The text is to be read as a whole class with students responding in their writing journals to the following four statements:
- The aspects of the chivalric code that explain the struggle between Sir Tarquine and the other knights
- Sir Launcelot’s reaction to the proposal of the four queens
- Sir Tarquine’s reaction to the skills of Sir Ector and Sir Launcelot
- Sir Launcelot’s answer to Sir Tarquine’s questions about his identity. If the selection is read individually, the instructor should instruct students to focus their thinking on the four ideas above as they read, marking the chart created earlier as they read.
Class discussion focus: Review student responses to the four previous questions and then develop class answers to the following:
- Is Sir Launcelot a hero according the chivalric code? Why or why not?
- How does Launcelot repay the noblewoman who releases him from the four queens?
- Why does Launcelot fight Tarquine?
- What elements of advocacy, altruism, enlightened self-interest, egoism do you see?

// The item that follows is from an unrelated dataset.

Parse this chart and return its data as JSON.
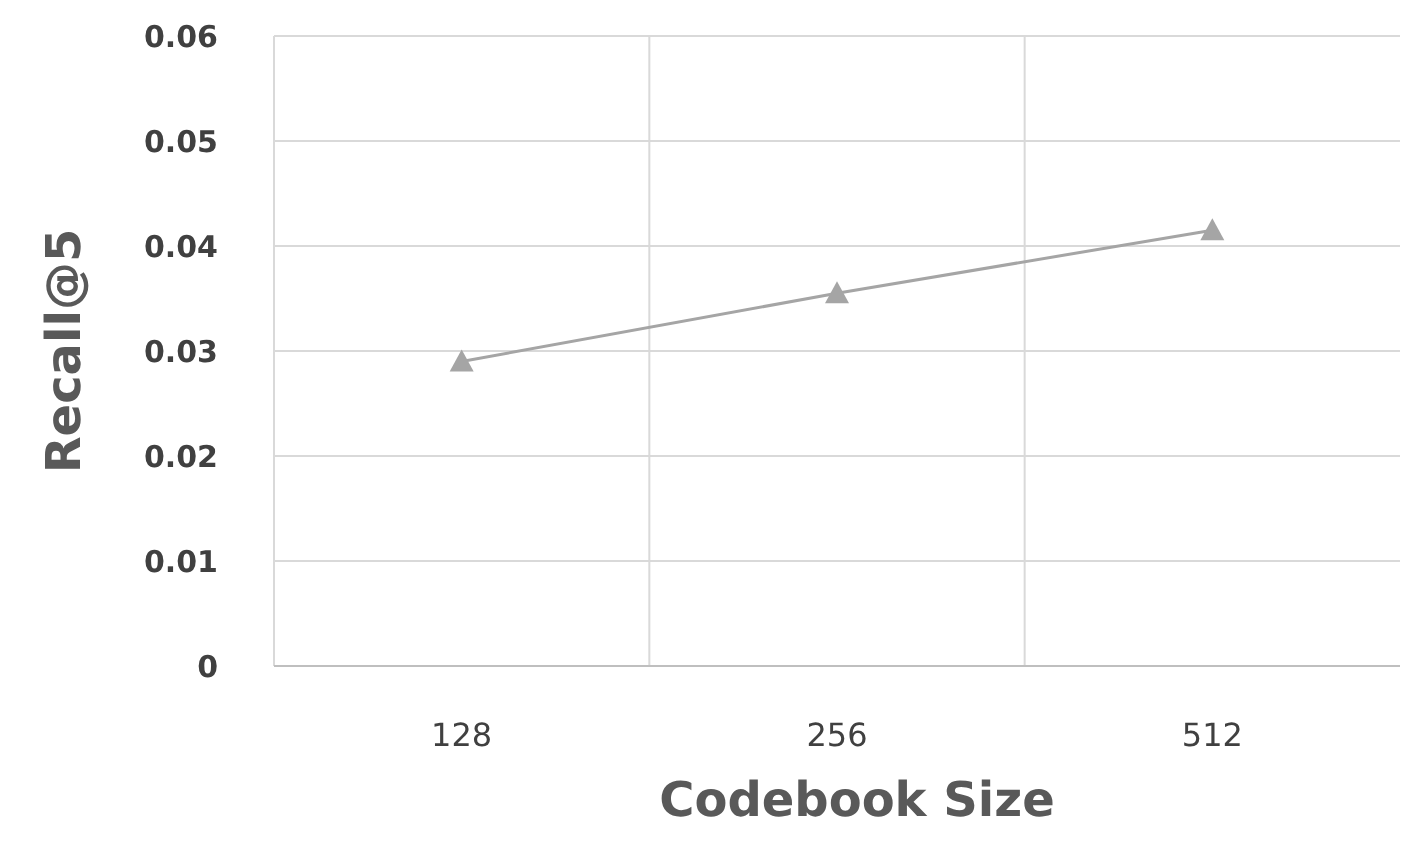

In small diverse groups, appropriate to class size, students will create a short, theatrical scene for class presentation. Each presentation will be three to five minutes in duration, involving an imaginary meeting between a character from one of the Greek myths studied in Lesson One: “What Is a Hero?” Heroism in Greek Mythology and one from Arthurian legend. The subject matter must portray a problem or current issue. Students are to create dialogue with action illustrating the qualities of each character, but making clear contrast between them. (As an example: Odysseus and Launcelot are each driving into the parking lot at Wal-Mart at the same time. Wal-Mart is holding a huge sale and the parking lot is full. Both Odysseus and Launcelot attempt to pull into the only parking space left in the lot. How will each of these characters deal with this situation? Odysseus may be loud and boastful, demanding his due as King of Ithaca. Launcelot may remind Odysseus that honor dictates that Odysseus yield the parking space to him.) The conflict may be resolved in the simulation of a physical confrontation, but the verbal interaction between the characters should illustrate how each is viewed heroically within their cultures.

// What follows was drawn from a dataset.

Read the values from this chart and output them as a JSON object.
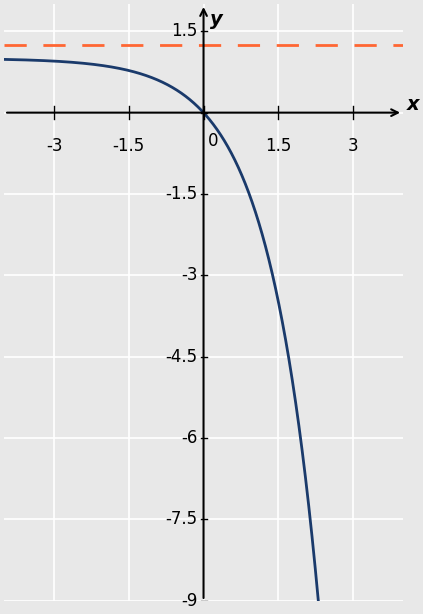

Students should be given adequate class time to create and rehearse their scenes, with each participant writing his or her portion of the script on 3 x 5 note cards they can refer to during performance. At least one class period will be required for the performance of the scenes on completion. Students should be instructed that they will be graded on both their interaction within their groups and an interview with the instructor to determine what they’ve learned in this lesson, not on the quality of their performance.

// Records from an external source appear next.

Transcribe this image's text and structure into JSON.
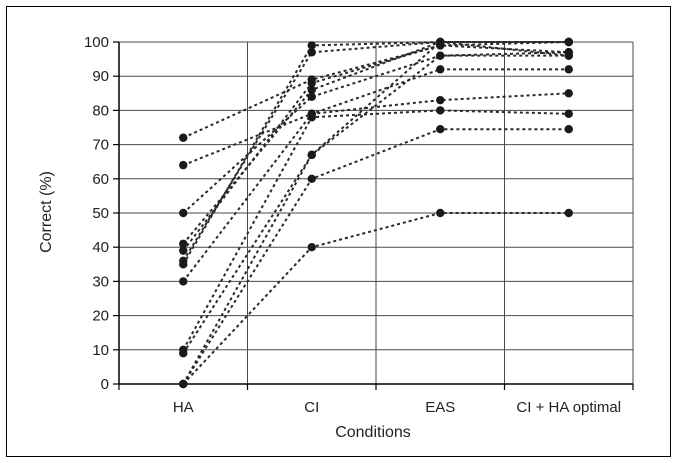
{
  "chart_data": {
    "type": "line",
    "xlabel": "Conditions",
    "ylabel": "Correct (%)",
    "categories": [
      "HA",
      "CI",
      "EAS",
      "CI + HA optimal"
    ],
    "ylim": [
      0,
      100
    ],
    "yticks": [
      0,
      10,
      20,
      30,
      40,
      50,
      60,
      70,
      80,
      90,
      100
    ],
    "grid": true,
    "line_style": "dotted",
    "marker": "circle",
    "series": [
      {
        "values": [
          72,
          89,
          99,
          100
        ]
      },
      {
        "values": [
          64,
          79,
          83,
          85
        ]
      },
      {
        "values": [
          50,
          84,
          96,
          97
        ]
      },
      {
        "values": [
          41,
          86,
          100,
          100
        ]
      },
      {
        "values": [
          39,
          88,
          99,
          97
        ]
      },
      {
        "values": [
          36,
          97,
          100,
          100
        ]
      },
      {
        "values": [
          35,
          99,
          100,
          100
        ]
      },
      {
        "values": [
          30,
          79,
          92,
          92
        ]
      },
      {
        "values": [
          10,
          78,
          80,
          79
        ]
      },
      {
        "values": [
          9,
          67,
          100,
          96
        ]
      },
      {
        "values": [
          0,
          67,
          96,
          96
        ]
      },
      {
        "values": [
          0,
          60,
          74.5,
          74.5
        ]
      },
      {
        "values": [
          0,
          40,
          50,
          50
        ]
      }
    ]
  },
  "colors": {
    "line": "#2a2a2a",
    "grid": "#4a4a4a",
    "marker": "#1a1a1a"
  }
}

The following one-to one assessment procedure is recommended for class sizes with enrollment of twenty-students or less. For class sizes above twenty, have students respond in writing to the questions in one class period and evaluate as an exam. Students will be assessed on their interaction in the groups and individual interviews with the instructor, based on the rubric. (See Attachment Three: Assessment Rubric for Individual Interviews and Group Interaction.) Student learning will be assessed through the interview process. Some of the questions the instructor might ask to evaluate the student’s involvement and understanding might be: “What is the chivalric code? How are the heroes of Greek myth and Arthurian legend alike? How are the heroes of Greek myth and Arthurian legend different? Who was Sir Tarquine, and how was he important in the story we’ve just read?” Each student is to be asked the same questions. The interview process itself will take place during class sessions while the remainder of the class is engaged in script creation. Allowing three to five minutes per interview will require a minimum of one complete class period. The need to monitor group interaction, as well as perform the evaluation interviews, will dictate the pace and timing of both the assessment and performance portions of the lesson. Additional evaluation tools are: teacher-constructed quiz or test on reading content, evaluation of Attachment Two, class discussion and participation and completion of the School/Home Connection.